The Jazz, however, had rallied every time the Rockets had seemed to be pulling away. They outscored the Rockets 23-8 in the final two minutes of the previous quarters, keeping the game tight.

This time, the Rockets would not give them that chance. Shane Battier drained a 3-pointer to take the lead to 15, and Kyle Lowry put in another 3 for a 102-84 lead with five minutes remaining.

The only negative in any of that for the Rockets came with 3:44 remaining when they led by 16 and Jazz fans had begun a stampede for the exits. Budinger turned his left ankle and had to leave the floor. He limped his way back, but did not return to the game.

From the start, the Rockets scored reliably. Brooks began the game with a 3 and then finished a break. Ariza knocked down 3s as he had Saturday in Houston. Hayes punished the Jazz for helping off him on screens, cutting to the rim for layups, scoring 10 points in 11 first-half minutes.

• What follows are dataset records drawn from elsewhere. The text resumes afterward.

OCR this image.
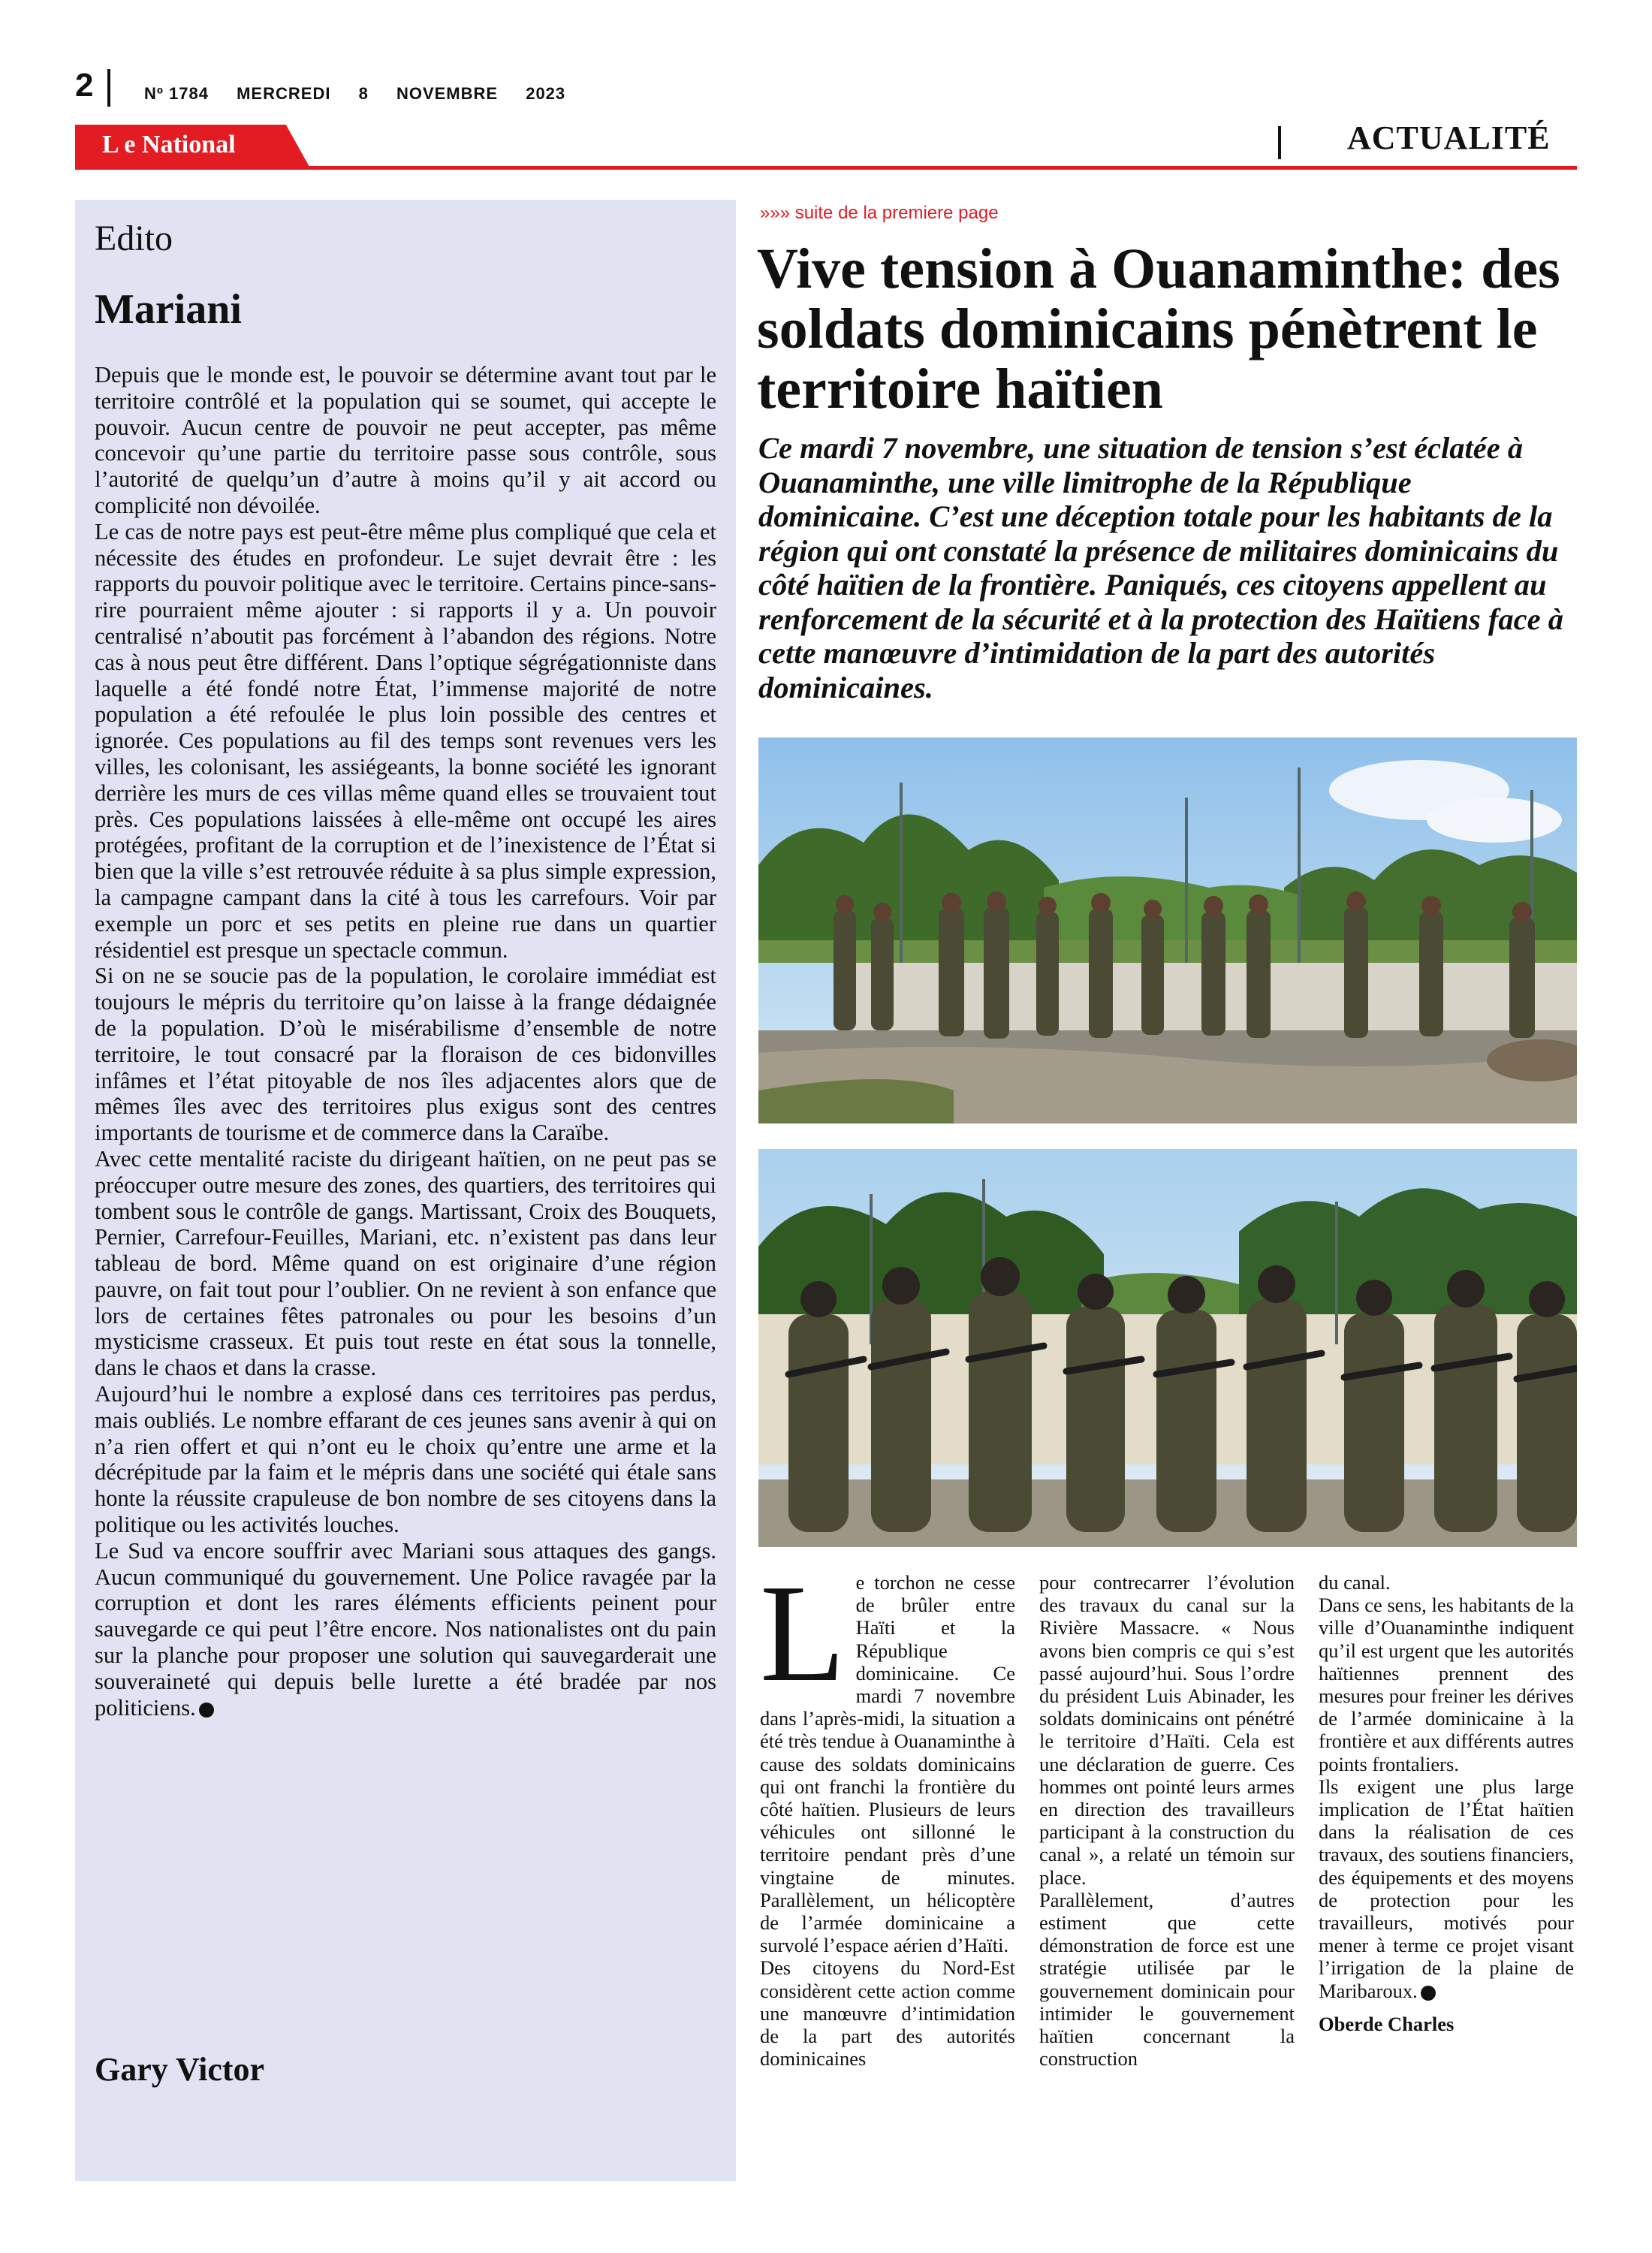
2	Nº 1784 MERCREDI 8 NOVEMBRE 2023
L e National	ACTUALITÉ
Edito
Mariani

Depuis que le monde est, le pouvoir se détermine avant tout par le territoire contrôlé et la population qui se soumet, qui accepte le pouvoir. Aucun centre de pouvoir ne peut accepter, pas même concevoir qu’une partie du territoire passe sous contrôle, sous l’autorité de quelqu’un d’autre à moins qu’il y ait accord ou complicité non dévoilée.

Le cas de notre pays est peut-être même plus compliqué que cela et nécessite des études en profondeur. Le sujet devrait être : les rapports du pouvoir politique avec le territoire. Certains pince-sans-rire pourraient même ajouter : si rapports il y a. Un pouvoir centralisé n’aboutit pas forcément à l’abandon des régions. Notre cas à nous peut être différent. Dans l’optique ségrégationniste dans laquelle a été fondé notre État, l’immense majorité de notre population a été refoulée le plus loin possible des centres et ignorée. Ces populations au fil des temps sont revenues vers les villes, les colonisant, les assiégeants, la bonne société les ignorant derrière les murs de ces villas même quand elles se trouvaient tout près. Ces populations laissées à elle-même ont occupé les aires protégées, profitant de la corruption et de l’inexistence de l’État si bien que la ville s’est retrouvée réduite à sa plus simple expression, la campagne campant dans la cité à tous les carrefours. Voir par exemple un porc et ses petits en pleine rue dans un quartier résidentiel est presque un spectacle commun.

Si on ne se soucie pas de la population, le corolaire immédiat est toujours le mépris du territoire qu’on laisse à la frange dédaignée de la population. D’où le misérabilisme d’ensemble de notre territoire, le tout consacré par la floraison de ces bidonvilles infâmes et l’état pitoyable de nos îles adjacentes alors que de mêmes îles avec des territoires plus exigus sont des centres importants de tourisme et de commerce dans la Caraïbe.

Avec cette mentalité raciste du dirigeant haïtien, on ne peut pas se préoccuper outre mesure des zones, des quartiers, des territoires qui tombent sous le contrôle de gangs. Martissant, Croix des Bouquets, Pernier, Carrefour-Feuilles, Mariani, etc. n’existent pas dans leur tableau de bord. Même quand on est originaire d’une région pauvre, on fait tout pour l’oublier. On ne revient à son enfance que lors de certaines fêtes patronales ou pour les besoins d’un mysticisme crasseux. Et puis tout reste en état sous la tonnelle, dans le chaos et dans la crasse.

Aujourd’hui le nombre a explosé dans ces territoires pas perdus, mais oubliés. Le nombre effarant de ces jeunes sans avenir à qui on n’a rien offert et qui n’ont eu le choix qu’entre une arme et la décrépitude par la faim et le mépris dans une société qui étale sans honte la réussite crapuleuse de bon nombre de ses citoyens dans la politique ou les activités louches.

Le Sud va encore souffrir avec Mariani sous attaques des gangs. Aucun communiqué du gouvernement. Une Police ravagée par la corruption et dont les rares éléments efficients peinent pour sauvegarde ce qui peut l’être encore. Nos nationalistes ont du pain sur la planche pour proposer une solution qui sauvegarderait une souveraineté qui depuis belle lurette a été bradée par nos politiciens.

Gary Victor
»»» suite de la premiere page
Vive tension à Ouanaminthe: des soldats dominicains pénètrent le territoire haïtien
Ce mardi 7 novembre, une situation de tension s’est éclatée à Ouanaminthe, une ville limitrophe de la République dominicaine. C’est une déception totale pour les habitants de la région qui ont constaté la présence de militaires dominicains du côté haïtien de la frontière. Paniqués, ces citoyens appellent au renforcement de la sécurité et à la protection des Haïtiens face à cette manœuvre d’intimidation de la part des autorités dominicaines.

Le torchon ne cesse de brûler entre Haïti et la République dominicaine. Ce mardi 7 novembre dans l’après-midi, la situation a été très tendue à Ouanaminthe à cause des soldats dominicains qui ont franchi la frontière du côté haïtien. Plusieurs de leurs véhicules ont sillonné le territoire pendant près d’une vingtaine de minutes. Parallèlement, un hélicoptère de l’armée dominicaine a survolé l’espace aérien d’Haïti.

Des citoyens du Nord-Est considèrent cette action comme une manœuvre d’intimidation de la part des autorités dominicaines

pour contrecarrer l’évolution des travaux du canal sur la Rivière Massacre. « Nous avons bien compris ce qui s’est passé aujourd’hui. Sous l’ordre du président Luis Abinader, les soldats dominicains ont pénétré le territoire d’Haïti. Cela est une déclaration de guerre. Ces hommes ont pointé leurs armes en direction des travailleurs participant à la construction du canal », a relaté un témoin sur place.

Parallèlement, d’autres estiment que cette démonstration de force est une stratégie utilisée par le gouvernement dominicain pour intimider le gouvernement haïtien concernant la construction

du canal.

Dans ce sens, les habitants de la ville d’Ouanaminthe indiquent qu’il est urgent que les autorités haïtiennes prennent des mesures pour freiner les dérives de l’armée dominicaine à la frontière et aux différents autres points frontaliers.

Ils exigent une plus large implication de l’État haïtien dans la réalisation de ces travaux, des soutiens financiers, des équipements et des moyens de protection pour les travailleurs, motivés pour mener à terme ce projet visant l’irrigation de la plaine de Maribaroux.

Oberde Charles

The problem was they did not seem to have any way to slow the Jazz. After days spent talking about their need to gang rebound to keep the Utah muscle off the boards, the Rockets did that. They actually outscored the Jazz, 10-0, in second-chance points in the half. But Utah did not need its usual scoring off the boards because the Jazz were not often missing, especially in the second quarter, when they made 60 percent of their shots.

Still, with two minutes remaining before halftime, Hayes put in a reverse through a Williams foul and the Rockets held a three-point lead. But just as the Jazz ended the first quarter with a 7-2 two-minute run, they surged again, outscoring the Rockets, 8-2, with Williams hitting a pull-up jumper with a tenth of a second left after the Rockets finished the half making 1 of 6 shots.

As much as the Rockets might have been happy to see offensive contributions from Hayes, the expected sources were struggling. Luis Scola made just 1 of his 4 shots. Brooks did not score again after getting seven points in the first 2 ½ minutes of the game.

As soon as the second half began, however, the Rockets seemed determined to address the areas that had been lacking. Batter and Brooks put in layups. Scola hit a jumper and then scored inside. And as if to keep his hands hot, Hayes scored again, this time with a left-handed jump hook. With Scola’s three-point play with five minutes left in the third quarter, the Rockets had rebuilt their seven-point first-half lead.

The Rockets still led by seven with two minutes left in the quarter, but they had been outscored 15-4 in the final two minutes of the previous quarters, scoring in the final seconds of each.

This time, the Rockets seemed to have held off that run when Scola blocked a Williams drive. But after Ariza picked up the rebound, he headed upcourt and was called for charging into Kirilenko, giving the Jazz 3.7 seconds to set up a last shot. Kirilenko hit it at the buzzer, giving the Jazz an 8-4 finish to the quarter, pulling them within three.

Less than a minute into the fourth quarter, Wesley Matthews put in a jumper and Mehmet Okur scored inside. Less than three minutes after the Rockets led by seven, they trailed, 80-79.

The Rockets rallied again, took their lead back to seven again, and seemed to be able to score as needed, again. By then, however, the question seemed whether they could score enough to handle it if the Jazz put together a last two-minute run. Again.

This time, however, the Rockets made sure they would never get that chance, blowing them away long before those final minutes.